Der große Maurice Ravel hat seine "Rhapsodie Espagnole" erst für zwei Klaviere, dann für Orchester geschrieben. Die beiden Schlagwerker kombinierten den Pianotext (der natürlich nicht ganz die Farbigkeit der Orchesterfassung vermittelt) mit dem Schlagzeugpart eben dieser Orchesterfassung, vorsichtig angereichert mit zusätzlichen Schlaginstrumenten. Was daraus entstand, ist eine fast neue Komposition, die den überwiegend impressionistisch zarten Tonfall der Orchesterfassung in die überschäumende rhythmische Kraft spanischer Musik transponiert. An diese Stelle ist darüber nachzudenken, welche Rolle das Schlagwerk in der Musik hat. Es ist sozusagen das konsonantische Gerüst in der vokalen Welt von Klang und Gesang, das der Sprache nächste Element von Musik und damit Erbe seines afrikanischen Ursprungs, in welchem das Schlaginstrument zur Vermittlung von Nachrichten und Botschaften über weite Entfernungen diente. Es ist daher nicht verwunderlich, dass die abendländische Adaption der rhythmischen Vielfalt der afrikanischen Musik in einer Zeit stattfand, in welcher die "Negritude" in Europa entdeckt wurde (Beispiele: Picasso und Milhaud), dies zeitlich parallel zur Entstehung des Jazz.
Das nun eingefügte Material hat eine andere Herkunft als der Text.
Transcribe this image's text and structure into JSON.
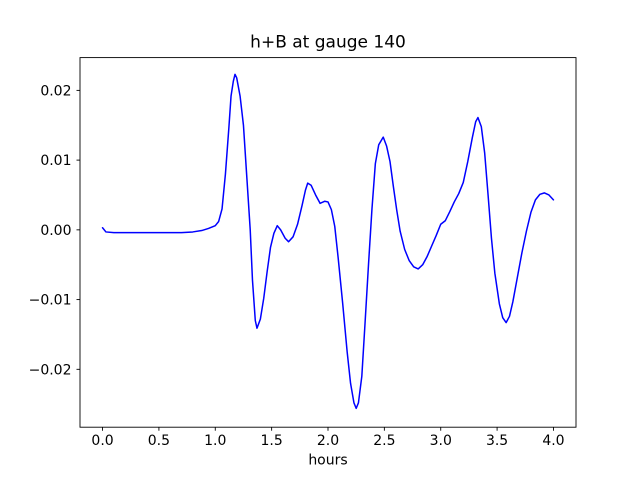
{
  "figure": {
    "background": "#ffffff"
  },
  "chart_data": {
    "type": "line",
    "title": "h+B at gauge 140",
    "xlabel": "hours",
    "ylabel": "",
    "grid": false,
    "legend": "none",
    "line_color": "#0000ff",
    "axis_color": "#000000",
    "xlim": [
      -0.2,
      4.2
    ],
    "ylim": [
      -0.0283,
      0.0247
    ],
    "xticks": {
      "values": [
        0.0,
        0.5,
        1.0,
        1.5,
        2.0,
        2.5,
        3.0,
        3.5,
        4.0
      ],
      "labels": [
        "0.0",
        "0.5",
        "1.0",
        "1.5",
        "2.0",
        "2.5",
        "3.0",
        "3.5",
        "4.0"
      ]
    },
    "yticks": {
      "values": [
        -0.02,
        -0.01,
        0.0,
        0.01,
        0.02
      ],
      "labels": [
        "−0.02",
        "−0.01",
        "0.00",
        "0.01",
        "0.02"
      ]
    },
    "series": [
      {
        "name": "h+B",
        "x": [
          0.0,
          0.03,
          0.1,
          0.2,
          0.3,
          0.4,
          0.5,
          0.6,
          0.7,
          0.8,
          0.88,
          0.94,
          1.0,
          1.03,
          1.06,
          1.09,
          1.12,
          1.14,
          1.16,
          1.175,
          1.19,
          1.22,
          1.25,
          1.28,
          1.31,
          1.33,
          1.355,
          1.37,
          1.4,
          1.43,
          1.46,
          1.49,
          1.52,
          1.55,
          1.58,
          1.62,
          1.65,
          1.69,
          1.73,
          1.77,
          1.8,
          1.82,
          1.85,
          1.89,
          1.93,
          1.97,
          2.0,
          2.03,
          2.06,
          2.09,
          2.13,
          2.17,
          2.2,
          2.23,
          2.25,
          2.27,
          2.3,
          2.33,
          2.36,
          2.39,
          2.42,
          2.45,
          2.49,
          2.52,
          2.55,
          2.58,
          2.61,
          2.64,
          2.68,
          2.72,
          2.76,
          2.8,
          2.84,
          2.88,
          2.92,
          2.96,
          3.0,
          3.04,
          3.08,
          3.12,
          3.16,
          3.2,
          3.24,
          3.28,
          3.31,
          3.33,
          3.36,
          3.39,
          3.42,
          3.45,
          3.48,
          3.52,
          3.55,
          3.58,
          3.61,
          3.64,
          3.68,
          3.72,
          3.76,
          3.8,
          3.84,
          3.88,
          3.92,
          3.96,
          4.0
        ],
        "y": [
          0.0003,
          -0.0003,
          -0.0004,
          -0.0004,
          -0.0004,
          -0.0004,
          -0.0004,
          -0.0004,
          -0.0004,
          -0.0003,
          -0.0001,
          0.0002,
          0.0006,
          0.0012,
          0.003,
          0.008,
          0.0145,
          0.0192,
          0.0213,
          0.0223,
          0.0218,
          0.0192,
          0.015,
          0.0075,
          0.0,
          -0.0072,
          -0.013,
          -0.0141,
          -0.0128,
          -0.0098,
          -0.006,
          -0.0025,
          -0.0005,
          0.0006,
          0.0,
          -0.0012,
          -0.0017,
          -0.001,
          0.0008,
          0.0035,
          0.0057,
          0.0067,
          0.0064,
          0.005,
          0.0038,
          0.0041,
          0.004,
          0.0029,
          0.0005,
          -0.004,
          -0.0105,
          -0.0175,
          -0.022,
          -0.0248,
          -0.0256,
          -0.0248,
          -0.021,
          -0.013,
          -0.0048,
          0.003,
          0.0095,
          0.0122,
          0.0133,
          0.012,
          0.0098,
          0.0062,
          0.0028,
          -0.0002,
          -0.0028,
          -0.0044,
          -0.0053,
          -0.0056,
          -0.005,
          -0.0038,
          -0.0023,
          -0.0008,
          0.0008,
          0.0013,
          0.0026,
          0.004,
          0.0052,
          0.0068,
          0.0098,
          0.0132,
          0.0155,
          0.0161,
          0.0148,
          0.011,
          0.005,
          -0.0012,
          -0.0062,
          -0.0106,
          -0.0126,
          -0.0133,
          -0.0124,
          -0.0103,
          -0.0068,
          -0.0033,
          -0.0002,
          0.0025,
          0.0043,
          0.0051,
          0.0053,
          0.005,
          0.0043
        ]
      }
    ]
  }
}
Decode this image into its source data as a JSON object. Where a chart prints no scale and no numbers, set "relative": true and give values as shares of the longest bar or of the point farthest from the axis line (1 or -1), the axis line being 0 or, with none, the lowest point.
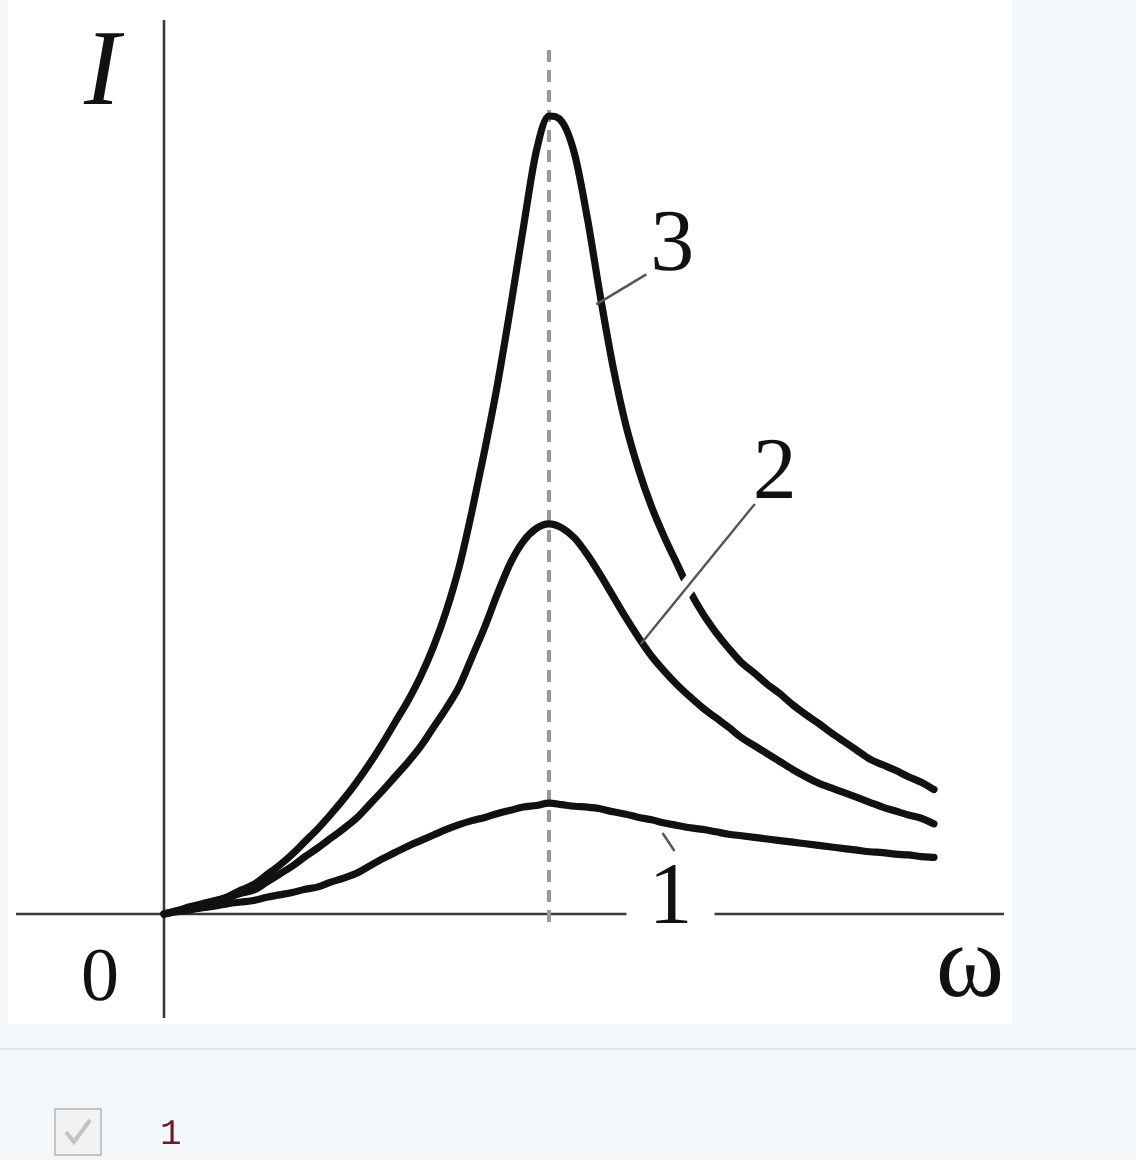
{
  "chart_data": {
    "type": "line",
    "relative": true,
    "xlabel": "ω",
    "ylabel": "I",
    "marker": "none",
    "line_style": "solid",
    "categories": [
      null,
      null,
      null,
      null,
      null,
      null,
      null,
      null,
      null,
      null,
      null,
      null,
      null,
      null,
      null,
      null,
      null,
      null,
      null,
      null,
      null,
      null,
      null,
      null,
      null,
      null,
      null,
      null,
      null,
      null,
      null,
      null,
      null,
      null,
      null,
      null,
      null,
      null,
      null,
      null,
      null,
      null,
      null,
      null,
      null,
      null,
      null,
      null,
      null,
      null,
      null,
      null,
      null,
      null,
      null,
      null,
      null,
      null,
      null,
      null,
      null
    ],
    "series": [
      {
        "name": "1",
        "color": "#111111",
        "values": [
          0,
          0.003,
          0.005,
          0.008,
          0.01,
          0.013,
          0.015,
          0.017,
          0.021,
          0.024,
          0.027,
          0.031,
          0.034,
          0.04,
          0.045,
          0.051,
          0.06,
          0.069,
          0.077,
          0.085,
          0.092,
          0.099,
          0.106,
          0.112,
          0.117,
          0.121,
          0.126,
          0.13,
          0.134,
          0.136,
          0.139,
          0.137,
          0.135,
          0.134,
          0.132,
          0.128,
          0.125,
          0.121,
          0.118,
          0.114,
          0.111,
          0.108,
          0.106,
          0.103,
          0.1,
          0.098,
          0.096,
          0.094,
          0.092,
          0.09,
          0.088,
          0.086,
          0.084,
          0.082,
          0.08,
          0.078,
          0.077,
          0.075,
          0.074,
          0.072,
          0.071
        ]
      },
      {
        "name": "2",
        "color": "#111111",
        "values": [
          0,
          0.004,
          0.009,
          0.013,
          0.017,
          0.021,
          0.026,
          0.03,
          0.04,
          0.05,
          0.06,
          0.072,
          0.083,
          0.095,
          0.107,
          0.12,
          0.137,
          0.154,
          0.172,
          0.19,
          0.21,
          0.234,
          0.258,
          0.285,
          0.322,
          0.36,
          0.402,
          0.44,
          0.467,
          0.483,
          0.489,
          0.484,
          0.471,
          0.45,
          0.425,
          0.398,
          0.371,
          0.346,
          0.323,
          0.304,
          0.287,
          0.272,
          0.258,
          0.246,
          0.234,
          0.221,
          0.211,
          0.201,
          0.191,
          0.181,
          0.172,
          0.164,
          0.158,
          0.152,
          0.146,
          0.14,
          0.134,
          0.129,
          0.124,
          0.12,
          0.113
        ]
      },
      {
        "name": "3",
        "color": "#111111",
        "values": [
          0,
          0.004,
          0.008,
          0.012,
          0.016,
          0.022,
          0.03,
          0.037,
          0.049,
          0.061,
          0.075,
          0.091,
          0.107,
          0.125,
          0.144,
          0.165,
          0.188,
          0.213,
          0.24,
          0.267,
          0.298,
          0.335,
          0.38,
          0.435,
          0.505,
          0.582,
          0.665,
          0.76,
          0.86,
          0.955,
          1,
          0.993,
          0.952,
          0.871,
          0.774,
          0.685,
          0.612,
          0.556,
          0.51,
          0.472,
          0.438,
          0.404,
          0.376,
          0.353,
          0.333,
          0.315,
          0.302,
          0.288,
          0.276,
          0.262,
          0.25,
          0.239,
          0.227,
          0.216,
          0.205,
          0.194,
          0.187,
          0.18,
          0.172,
          0.165,
          0.156
        ]
      }
    ],
    "annotations": [
      "0",
      "1"
    ]
  }
}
Schlagzeug zuhauf vermittelte danach die Komposition von Klaus Sebastian Dreher "PercuPianoFourTett" (Uraufführung des Abends), in der zu Pauken, großer Trommel, kleiner Trommel, Vibraphon, Glockenspiel, Becken, Triangel, Waterphon, Chinabecken so ungewöhnliche Instrumente wie das Kinderpiano und Spieluhren vereinigt sind. Darauf folgte Schlagzeug pur im "Trio per Uno a Duo" von Nebosjsa Jovan Zivkoviç, mit welchem die Drummer zeigten, dass sie ganz ohne Klavier auch angenehmen Lärm machen können, gepfeffert allerdings mit präzise geschlagenen rhythmischen Akzenten.

Ins halbwegs Vertraute führte am Schluss die Komposition "Chrorochronos I für zwei Klaviere und Schlagzeug" des Griechen und Wahlmünchners Minas Borboudakis, vertraut deshalb, weil sie unter allen Werken des Abends den deutlichsten Bezug zu Bela Bartók hatte, der mit seiner "Sonate für zwei Klaviere und Schlagzeug" von 1937 das Schlagzeug nicht nur als Akzentgeber, sondern als "Mitsprecher" in die symphonische Musik eingeführt hat.

Bei all diesen geschlagenen Instrumenten war es ein tröstlicher Abschluss, dass Frau Stojkovic als Zugabe ein zärtliches Lied, wohl serbischer Herkunft, mit rührend inniger Naturstimme sang.